Providing safe homes CUTLINE; Nolan center, plays with his siblings, Edward, 3, left, and Alexis, 5. Nolan's adoption will be finalized today. Nolan had been left at a Rochester restaurant in October. Matt Miller/Post-Bulletin

p By Janice Gregorson

The pager may go off at any time, day or night.

It may mean police have pulled children from a drug house or other dangerous situation.

They need a safe home, an emergency shelter. They need love and understanding and nurturing.


And, several families in Olmsted County are ready and prepared to provide all of those things.

They are among 106 homes licensed to provide foster care services for children in the county.

While the discovery and placement of a newborn baby found abandoned in a restaurant may draw more publicity, the work of other foster care providers is just as important, says Heather Johnson.

Johnson is program manager for foster care and day care licensing in Olmsted County.

Currently, there are 64 family foster care homes in the county providing services to 168 adults and 106 homes licensed for children.

Those being helped may be abused and neglected or have physical or mental illnesses.

Some families carry pagers and are able to respond anytime day or night to take in children in emergencies.

Jean and Sean, who have asked that their last names not be identified, were called after a newborn baby boy was found abandoned in a Rochester restaurant in October. Today, they are adopting that baby, now named Nolan Michael.


The couple has been involved in foster care programs in both New York and Rochester and have taken in nearly a dozen children.

"There is such a great need for foster parents," says Sean.

They got involved in New York because they didn't know if they would be able to have children.

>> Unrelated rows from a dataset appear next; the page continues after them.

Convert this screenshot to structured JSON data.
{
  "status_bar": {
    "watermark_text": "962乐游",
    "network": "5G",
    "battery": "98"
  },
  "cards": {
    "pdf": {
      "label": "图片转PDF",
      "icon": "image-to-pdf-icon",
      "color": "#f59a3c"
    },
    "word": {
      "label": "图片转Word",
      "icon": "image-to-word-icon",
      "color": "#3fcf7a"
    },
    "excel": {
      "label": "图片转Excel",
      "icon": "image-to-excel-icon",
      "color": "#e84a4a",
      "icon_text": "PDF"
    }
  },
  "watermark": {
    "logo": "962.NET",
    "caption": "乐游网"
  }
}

"We wanted kids in the house,'' he said.

Today, they have three, two of whom are adopted.

They were also vocal in New York trying to improve the foster care system.

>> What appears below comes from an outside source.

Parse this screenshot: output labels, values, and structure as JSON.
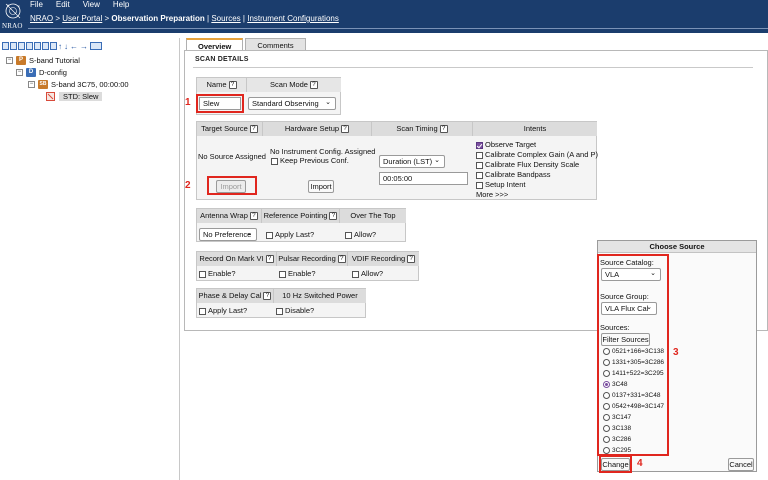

"Kids tended to remain stagnant in that system for a long time,'' he said, noting that it often took a year to terminate parental rights to make children available for adoption.

In Rochester, it has taken just six months from the time Nolan came to their home three days after being found abandoned in a duffel bag in the restaurant.


Assistant Olmsted County Attorney Geoffrey Hjerleid said this is a good example of how well the system works to put children in permanent homes.

Necessary stability

He said Nolan is only going to know one set of parents, rather than be shipped around from foster home to foster home.

Hjerleid also renewed an earlier pledge that if Nolan's biological parents come forward now, they will not be prosecuted criminally.

He said he is doing that in an attempt to get the biological parents to come forward to provide some medical and personal background for the child.

Jean and Sean also hope that might happen.

"There's a real sense of curiosity,'' Sean said. "He is an incredibly good-natured boy."

But they don't know if there are any medical issues in his biological family's history. Finally, they say, it would be nice if Nolan could know his biological heritage.

Hjerleid and the couple stress that the information would remain confidential.

They also note that many people remain unaware of a relatively new state law that allows parents to take a newborn to a hospital emergency room and hand the infant to any health care worker without fear of being prosecuted. The law took effect last year and doesn't require parents to give their names and no police report is filed. The intent was not to legalize or encourage child abandonment, but to make sure no more babies died when they were abandoned.

The couple describe their new son as happy and easy going, with big blue eyes.

At birth, he weighed 7 pounds and 6 ounces. Today, he weighs 20 pounds and is 281⁄2; inches long. He joins older sister, Alexis, 51⁄2; who affectionately calls him "Peanut" and brother, Edward, 3, who often insists on dressing in matching outfits.

And the family dog, Keesha, is his protector, plopping himself down between Nolan and visitors.

Adopting Nolan doesn't mean an end to the couple's foster care services. They will continue to be available to provide respite care for families and foster parents who need short-term relief from their children.

They urge others to consider opening up their homes.

"There are so many different children and ages,'' Jean says, addressing the need for foster parents.

Johnson agrees.

She says there is no typical foster family.

"We have single foster parents who have never married all the way up to married couples with kids to grandparents who have already raised the kids,'' she said.

And it is not unusual for foster parents to adopt children they take into their homes.

So far this year, there have been nine such cases. Last year, there were 19 and in 2000, a total of 17.

Tough situations

Johnson said there still are needs in the community with some more difficult situations than Nolan.

"He didn't have as many complicating factors as others have had,'' she said, explaining that some children have severe physical or behavioral problems.

She says there is no shortage of families wanting to take babies and toddlers and children under 8.

But, there is a shortage of families willing and able to work with older children and those with behavorial difficulties, such as those who may be sex offenders or have mental health problems or need 24-hour health care.

It mirrors the situation statewide.

According to the Minnesota Department of Human Services, the 5,700 foster parents in the state aren't enough to care for almost 11,800 children in the system. The need is particularly great for older children and large sibling groups that want to remain together.